The idea of taking the black pill specifically so you can cast yourself as a "free thinker" is an interesting one, remind me of this Onion article. If it's about having status and independence, it should be left-right agnostic and more about whatever side is perceived as setting the rules more. There must have been edgelords in the 60s who were in favor of the counter-culture, right?

But if this is why you get infiltration, is it your opinion that it's ultimately harmless until taken seriously? That is, banning the "kids" from making their jokes can lead to them taking it more seriously than if they were just given a slap on the wrist and told to knock it off?

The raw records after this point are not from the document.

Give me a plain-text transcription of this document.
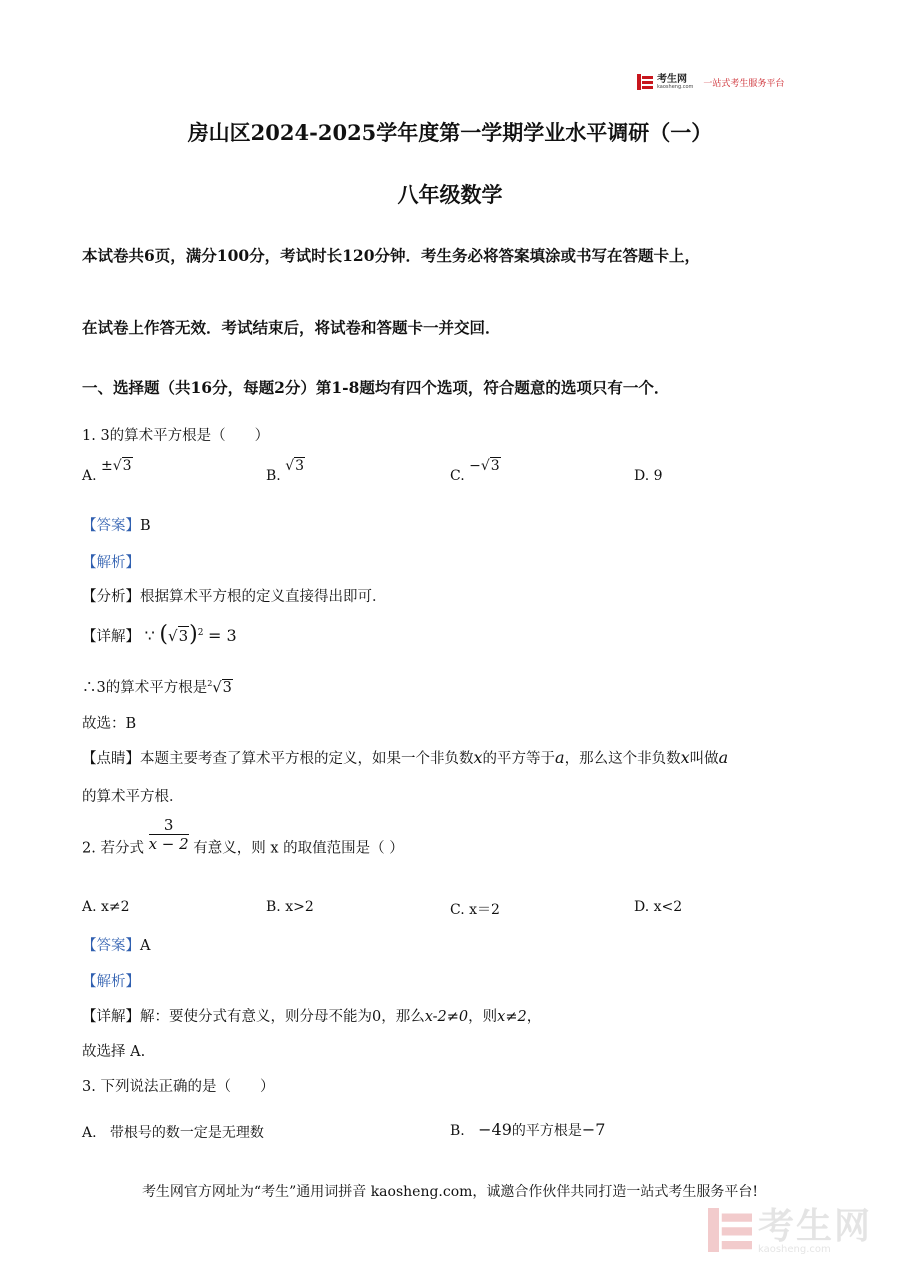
考生网
kaosheng.com 一站式考生服务平台
房山区2024-2025学年度第一学期学业水平调研（一）
八年级数学
本试卷共6页，满分100分，考试时长120分钟．考生务必将答案填涂或书写在答题卡上，
在试卷上作答无效．考试结束后，将试卷和答题卡一并交回．
一、选择题（共16分，每题2分）第1-8题均有四个选项，符合题意的选项只有一个．
1. 3的算术平方根是（　　）
A. ±√3
B. √3
C. −√3
D. 9
【答案】B
【解析】
【分析】根据算术平方根的定义直接得出即可．
【详解】 ∵ $(√3)^2 = 3$
∴3的算术平方根是$^2$√3
故选：B
【点睛】本题主要考查了算术平方根的定义，如果一个非负数x的平方等于a，那么这个非负数x叫做a
的算术平方根．
2. 若分式 $\frac{3}{x - 2}$ 有意义，则 x 的取值范围是（ ）
A. x≠2	B. x>2	C. x＝2	D. x<2
【答案】A
【解析】
【详解】解：要使分式有意义，则分母不能为0，那么x-2≠0，则x≠2，
故选择 A.
3. 下列说法正确的是（　　）
A. 带根号的数一定是无理数	B. −49的平方根是−7
考生网官方网址为“考生”通用词拼音 kaosheng.com，诚邀合作伙伴共同打造一站式考生服务平台!
考生网
kaosheng.com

If it's about having status and independence, it should be left-right agnostic and more about whatever side is perceived as setting the rules more.

Unless one side manages to use its cultural dominance to cast itself in the role of the permanent underdog.

I hear people say that a lot, and I think people buy it far less than you think. Partisans will always think of themselves as underdogs, including young partisans. When we look at people who aren't so defined by their politics, you can see many people who are more willing to make jokes that would offend both sides.

I would need to find the data, but support among youth for things like ideological censorship has risen quite a bit.

edgelords in the 60s

Aye, and they were the counterculture. Or at least pushed it. I’m not clear on how much of the 60s and 70s was rebellion against the squares and how much was the memetic advantage of sex/drugs/R+R.

harmless until taken seriously

I’m still thinking about this one. It could be true, but I think it depends so heavily on the situation...Kind of a cop-out, I know, but like everything else in signaling, legibility is a downside.